Assim é o filho mais novo do casal de protagonistas, Tobias. Temporão e totalmente oposto aos irmãos, também não foi muito querido pelos pais. No entanto, ele é afilhado de Venâncio, encontrando ali um esteio familiar. Tobias é revolucionário, anticapitalista, defende os fracos e oprimidos, está sempre ao lado do proletariado e deseja fortemente que haja justiça social. Se opõe veementemente ao pai e discorda de sua forma de viver e de se relacionar com as pessoas. Ele também não concorda com o posicionamento político do pai e por isso, nos capítulos referentes a Tobias e a Venâncio são feitas as maiores discussões políticas e sociais do Brasil República, da Era Vargas e do Brasil Democrático. Os dois fazem embates incríveis falando sobre esses temas e que nos ensinam muito sobre a nossa própria história, nos levando a reflexões importantes sobre A república dos sonhos, chamada Brasil.

Finalmente, Breta, a neta de Madruga e Eulália, aquela que foi rejeitada pelo avô quando nasceu, mas que por força das circunstâncias foi viver em sua casa no Leblon, é a redenção do patriarca. Desde que chegou ali para viver, ela se aproximou de Madruga e quebrou o gelo de seu coração. Tornou-se sua companheira, visitou a Galícia com ele, percorreu os caminhos do avô Xan, ouviu e guardou suas histórias, aprendeu a tomar vinho do Porto, se exilou na França por defender a democracia no Brasil após o Golpe de 1964 e por fim, tornou-se a depositária dos diários de Venâncio, onde havia muito da história de sua família e da Espanha, além de também receber com amor a caixa que sua avó fez para guardar as memórias de sua mãe Esperança. Breta passou a ser a guardiã das memórias dessa família e é também a nossa narradora metalinguística desse livro tão belo e tão grande. Breta tem além da função de nos contar essa história, a missão de reumanizar o avô Madruga e nos mostrar que ele é muito mais que um capitalista escroto.

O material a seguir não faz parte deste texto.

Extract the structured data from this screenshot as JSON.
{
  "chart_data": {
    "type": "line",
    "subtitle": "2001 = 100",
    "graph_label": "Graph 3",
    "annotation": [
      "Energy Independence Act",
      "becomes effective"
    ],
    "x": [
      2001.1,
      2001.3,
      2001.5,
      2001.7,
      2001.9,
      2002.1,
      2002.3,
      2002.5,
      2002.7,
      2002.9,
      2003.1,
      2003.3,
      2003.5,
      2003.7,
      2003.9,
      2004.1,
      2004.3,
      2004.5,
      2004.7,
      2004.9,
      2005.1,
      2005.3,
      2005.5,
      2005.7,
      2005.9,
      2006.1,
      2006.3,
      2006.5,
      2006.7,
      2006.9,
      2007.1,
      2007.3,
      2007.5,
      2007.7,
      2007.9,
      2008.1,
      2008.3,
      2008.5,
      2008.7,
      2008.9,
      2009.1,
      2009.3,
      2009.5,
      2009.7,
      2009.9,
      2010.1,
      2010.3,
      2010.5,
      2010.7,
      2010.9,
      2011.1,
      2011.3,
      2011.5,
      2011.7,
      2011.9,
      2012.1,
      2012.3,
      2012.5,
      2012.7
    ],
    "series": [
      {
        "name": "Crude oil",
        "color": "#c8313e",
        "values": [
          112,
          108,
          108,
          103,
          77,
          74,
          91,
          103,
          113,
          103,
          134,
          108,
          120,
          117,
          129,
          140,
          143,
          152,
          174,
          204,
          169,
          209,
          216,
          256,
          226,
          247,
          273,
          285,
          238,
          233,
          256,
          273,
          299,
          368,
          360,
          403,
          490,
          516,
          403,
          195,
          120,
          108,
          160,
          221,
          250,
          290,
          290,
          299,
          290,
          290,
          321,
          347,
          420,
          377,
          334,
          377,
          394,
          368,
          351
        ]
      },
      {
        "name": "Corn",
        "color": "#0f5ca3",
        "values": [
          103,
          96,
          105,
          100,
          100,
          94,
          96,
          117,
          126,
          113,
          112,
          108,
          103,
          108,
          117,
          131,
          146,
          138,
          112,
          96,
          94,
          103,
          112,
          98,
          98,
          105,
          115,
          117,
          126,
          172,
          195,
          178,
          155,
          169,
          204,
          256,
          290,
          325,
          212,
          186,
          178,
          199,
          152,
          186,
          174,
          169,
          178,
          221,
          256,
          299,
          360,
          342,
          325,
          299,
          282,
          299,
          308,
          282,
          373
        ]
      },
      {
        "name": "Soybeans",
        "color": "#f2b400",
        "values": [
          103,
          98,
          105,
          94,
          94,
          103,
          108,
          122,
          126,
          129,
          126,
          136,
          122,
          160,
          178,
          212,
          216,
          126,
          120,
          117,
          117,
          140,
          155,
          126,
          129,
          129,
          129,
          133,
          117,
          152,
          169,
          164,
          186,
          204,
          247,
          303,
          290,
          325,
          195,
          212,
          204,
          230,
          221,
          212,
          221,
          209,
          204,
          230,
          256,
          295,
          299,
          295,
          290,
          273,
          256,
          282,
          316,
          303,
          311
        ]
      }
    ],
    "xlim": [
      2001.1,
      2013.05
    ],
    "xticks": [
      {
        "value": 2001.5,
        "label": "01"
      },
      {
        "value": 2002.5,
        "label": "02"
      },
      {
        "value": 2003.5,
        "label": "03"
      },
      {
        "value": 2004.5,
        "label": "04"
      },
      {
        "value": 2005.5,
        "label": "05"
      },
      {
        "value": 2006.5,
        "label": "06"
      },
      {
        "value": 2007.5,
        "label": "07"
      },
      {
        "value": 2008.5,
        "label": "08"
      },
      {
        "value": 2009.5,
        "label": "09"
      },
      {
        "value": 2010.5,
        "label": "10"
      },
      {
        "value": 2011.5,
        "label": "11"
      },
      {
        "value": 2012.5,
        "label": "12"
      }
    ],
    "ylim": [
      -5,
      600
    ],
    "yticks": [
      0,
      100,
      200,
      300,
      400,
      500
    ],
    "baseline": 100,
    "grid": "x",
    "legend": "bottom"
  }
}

A república dos sonhos é um romance construído de vários pequenos romances. Cada personagem contribui com o seu drama pessoal, que não faz parte apenas da sua conjuntura humana, mas também da história do nosso povo, representando muitos de nós. Para cada um deles há uma República dos sonhos e elas são diversas e diferentes. Esse é um romance monumental, que conta a saga de uma família de imigrantes, junto com a nossa história do século XX, entremeada no cotidiano desses personagens marcantes e inesquecíveis. Ao final da leitura, nos sentimos órfãos, porque é como se essas pessoas tivessem ido embora. Sim, elas ganham corpo à medida em que as vamos conhecendo aos poucos por essa narrativa tão singular e tão própria dessa autora que sabe-se lá porque é tão pouco conhecida no Brasil. Nélida foi a primeira mulher a presidir a Academia Brasileira de Letras. Foi também a primeira mulher a receber diversos prêmios internacionais. É bastante reconhecida e traduzida no exterior, mas no seu país de origem, é negligenciada. Por isso, vamos espalhar a palavra dessa brasileira que nos deixou no finalzinho do ano passado e que merece todas as honras e méritos que recebeu em vida.